Thrall was charged with resisting arrest in two incidents within the past year, and has faced charges in at least 27 incidents since the late 1980s, according to prosecutors.

Two years ago, Thralls was convicted on one count of fleeing or attempting to elude a police officer in Columbia County. He was sentenced to seven days in jail, followed by 18 months of probation.

In that incident, Thralls was pulled over by a Columbia City police officer but refused to produce his license and stated, "I'm out of here," before driving away, Reserve Officer Mary Goodwin wrote in court documents. Thralls passed other traffic by entering the median, ran a red light, and eventually was forced to stop when he encountered stopped traffic on Highway 30 in St. Helens.

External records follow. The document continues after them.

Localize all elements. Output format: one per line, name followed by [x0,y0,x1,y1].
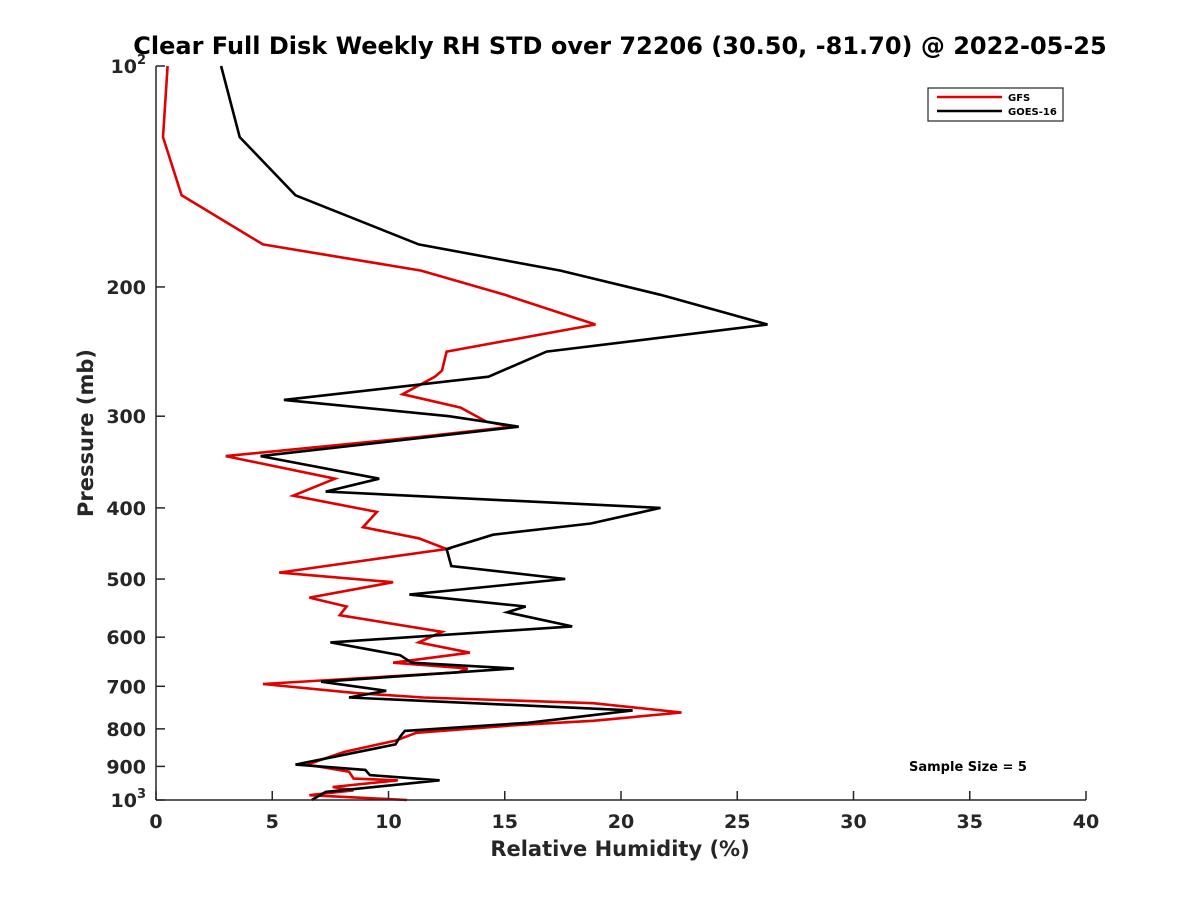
sample-size-annotation: Sample Size = 5 [909,760,1027,775]
y-axis-label: Pressure (mb) [74,349,98,517]
chart-title: Clear Full Disk Weekly RH STD over 72206… [133,32,1106,60]
legend: GFS GOES-16 [927,87,1064,122]
x-tick-label: 20 [608,811,634,833]
y-tick-label: 200 [106,277,146,299]
series-line-gfs [161,65,682,802]
y-tick-label: 400 [106,498,146,520]
y-tick-label: 800 [106,719,146,741]
x-tick-label: 35 [957,811,983,833]
y-tick-label: 900 [106,756,146,778]
y-tick-label: 103 [111,787,147,812]
legend-box [927,87,1064,122]
y-tick-label: 300 [106,406,146,428]
x-tick-label: 25 [724,811,750,833]
series-line-goes-16 [219,65,768,802]
x-tick-label: 5 [266,811,279,833]
y-tick-label: 102 [111,53,147,78]
series-layer [161,65,768,802]
x-tick-label: 10 [375,811,401,833]
x-tick-label: 30 [840,811,866,833]
x-tick-label: 40 [1073,811,1099,833]
y-tick-label: 700 [106,676,146,698]
y-tick-label: 600 [106,627,146,649]
x-tick-label: 0 [149,811,162,833]
y-tick-label: 500 [106,569,146,591]
x-axis-label: Relative Humidity (%) [490,837,749,861]
axes-layer: 0 5 10 15 20 25 30 35 40 102 200 300 400 500 600 700 800… [106,53,1099,833]
legend-label: GFS [1008,93,1030,104]
legend-label: GOES-16 [1008,107,1057,118]
x-tick-label: 15 [492,811,518,833]
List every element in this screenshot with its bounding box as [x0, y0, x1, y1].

Two St. Helens police vehicles blocked Thralls from further forward movement while Goodwin blocked from the back, she wrote of the 2019 incident.

"He attempted to back out of the position but stopped prior to hitting my vehicle," Goodwin added.

Jeffries has been undergoing treatment in Portland since the collision. Oregon State Police indicated Wednesday that his prognosis is unclear.

"During the past six days, Trooper Jeffries has been receiving excellent care from his medical team at Legacy Emanuel Medical Center in Portland," a press release from OSP stated. "As a result of the severity of John's injuries, it will take additional time for his medical team to determine the extent of those injuries and his prognosis for recovery."